A revealing new survey has given an interesting insight into the assets and turnover of the typical buy-to-let landlord. The investigation also assesses how confidence is changing in the sector.
Data from the analysis by BDRC Continental suggests the average British landlord has a portfolio of eight buy-to-let properties. These are likely to be a mix of both terraces and flats, with a total value of around £1.3m.
This portfolio generates a yearly cross income of around £57,000.
What’s more, the report shows that typical residential landlords have an average of 6.3 loans, with their purchases funded by buy-to-let mortgages.
However, the report also indicates that confidence amongst buy-to-let landlords is at its lowest since the research began in 2006.
Mark Long, Director of BDRC Continental, notes, ‘there are few happy ever after tales here. Many private landlords in Britain are really concerned about the impact of the 2015 Budget when tax relief on private rental properties was cut and given the housing shortage, the potential knock-on effect on renters and the supply of rental homes is something that we all need to care about.’ 
Lack Of Confidence
59% of landlords are of the opinion that the measures announced in the Budget will lead to the profitability being negatively affected.

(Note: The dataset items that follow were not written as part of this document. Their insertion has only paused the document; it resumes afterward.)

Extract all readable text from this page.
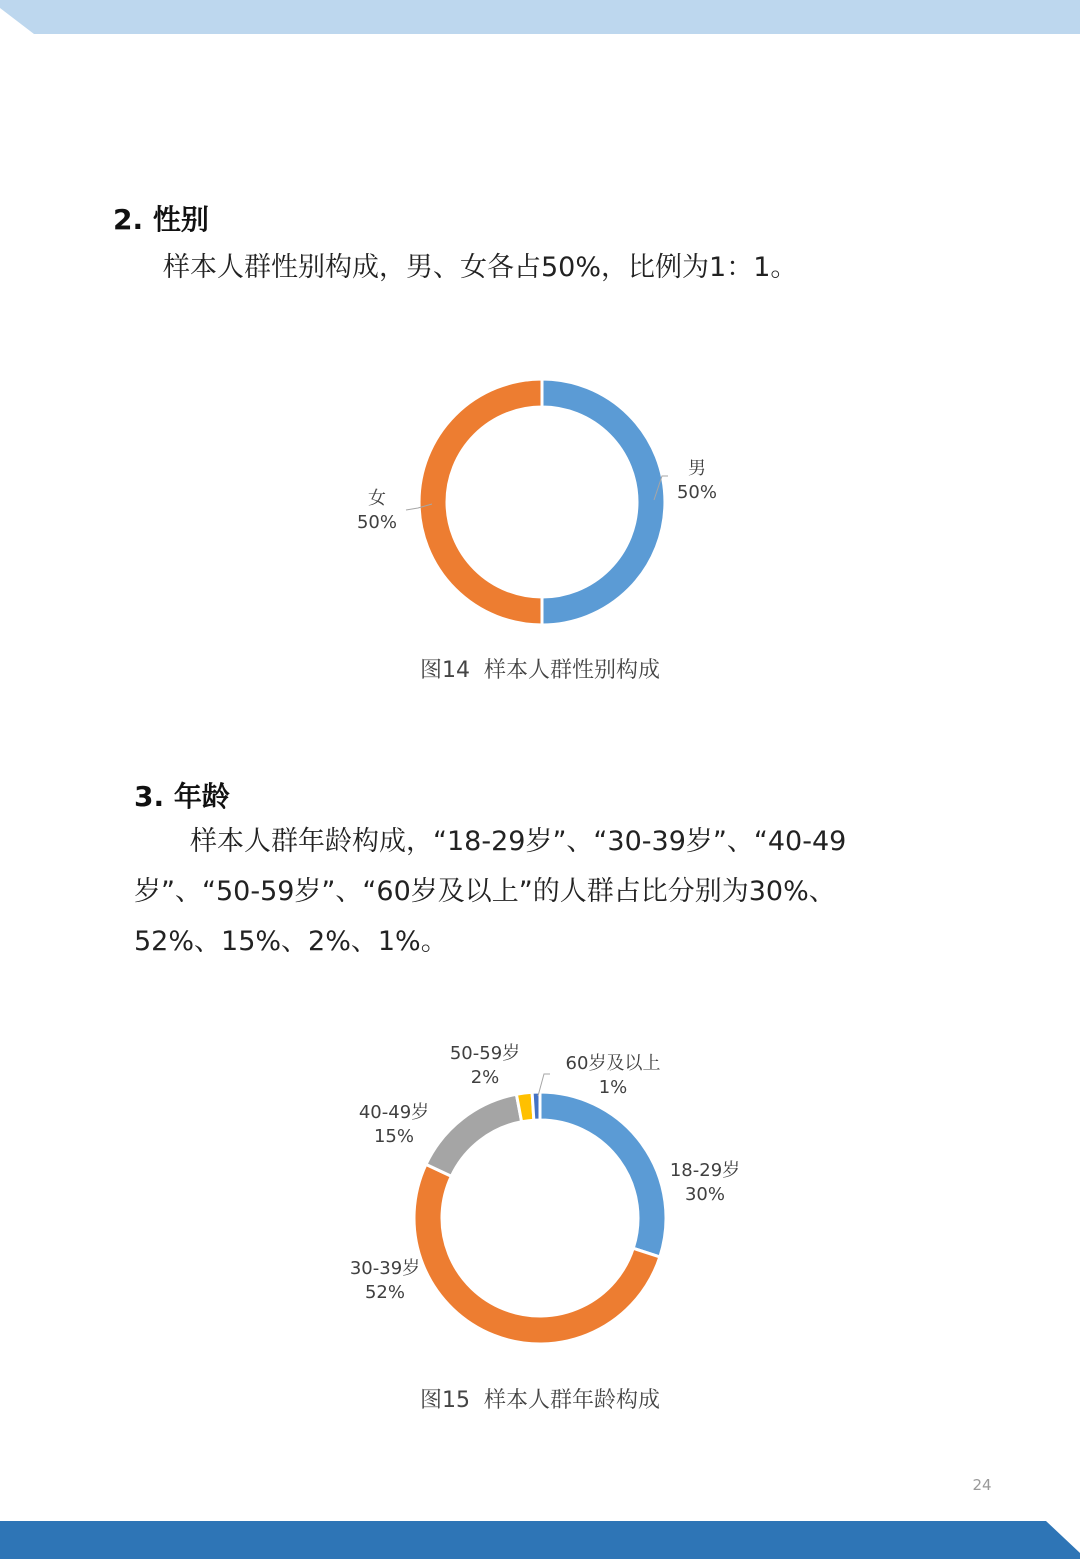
2. 性别

样本人群性别构成，男、女各占50%，比例为1：1。

男
50%
女
50%
图14  样本人群性别构成
3. 年龄

样本人群年龄构成，“18-29岁”、“30-39岁”、“40-49
岁”、“50-59岁”、“60岁及以上”的人群占比分别为30%、
52%、15%、2%、1%。

18-29岁
30%
30-39岁
52%
40-49岁
15%
50-59岁
2%
60岁及以上
1%
图15  样本人群年龄构成
24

81% of landlords with more than 20 properties were found to be twice as likely as those with a single property to experience a slide in profitability. Of those with one property, 38% said they thought their profits would be hit, in comparison to 53% of landlords with 2-4 properties.
For landlords with between 5-10 properties, 68% were fearful of a profit slide.
Of those with a buy-to-let mortgage, only 39% said that they feel their short-term prospects are either good or very good.
Long observes, ‘the perceived impact of the Budget has softened slightly amongst some landlords, but amongst our respondents we saw some very strange feelings of disappointment and anger.’
Trends of a typical buy-to-let landlord revealed
The research also suggested that 33% of landlords are seriously considering converting their investment into a LTD company. This figure has dropped slightly from the 41% recorded in the final quarter of 2015, explained by 7% of landlords already operating as a limited business.
Despite landlord confidence dropping, tenant demand shows no sign of abating. 39% of landlords recorded increased demand in their area. Landlords with mid-large properties are more positive, with 45% reporting more demand.
In the face of the perceived negativity, 72% of private landlords believe that investing in and renting property is more profitable than other investment types.
Mr Long concluded by saying, ‘more Britons rely on the private rental sector-both the private landlords who invest in property and rent it out and the millions of people who call those properties home. With almost a decade of data on the sector and 36,000 interviews, we can identify trends and its clear that the current sentiment among private landlords is very low. Today’s industry event is about understanding the market, discussing the challenges and debating the future, based on the solid foundation of the view for this sector of the housing market from the grass roots up.’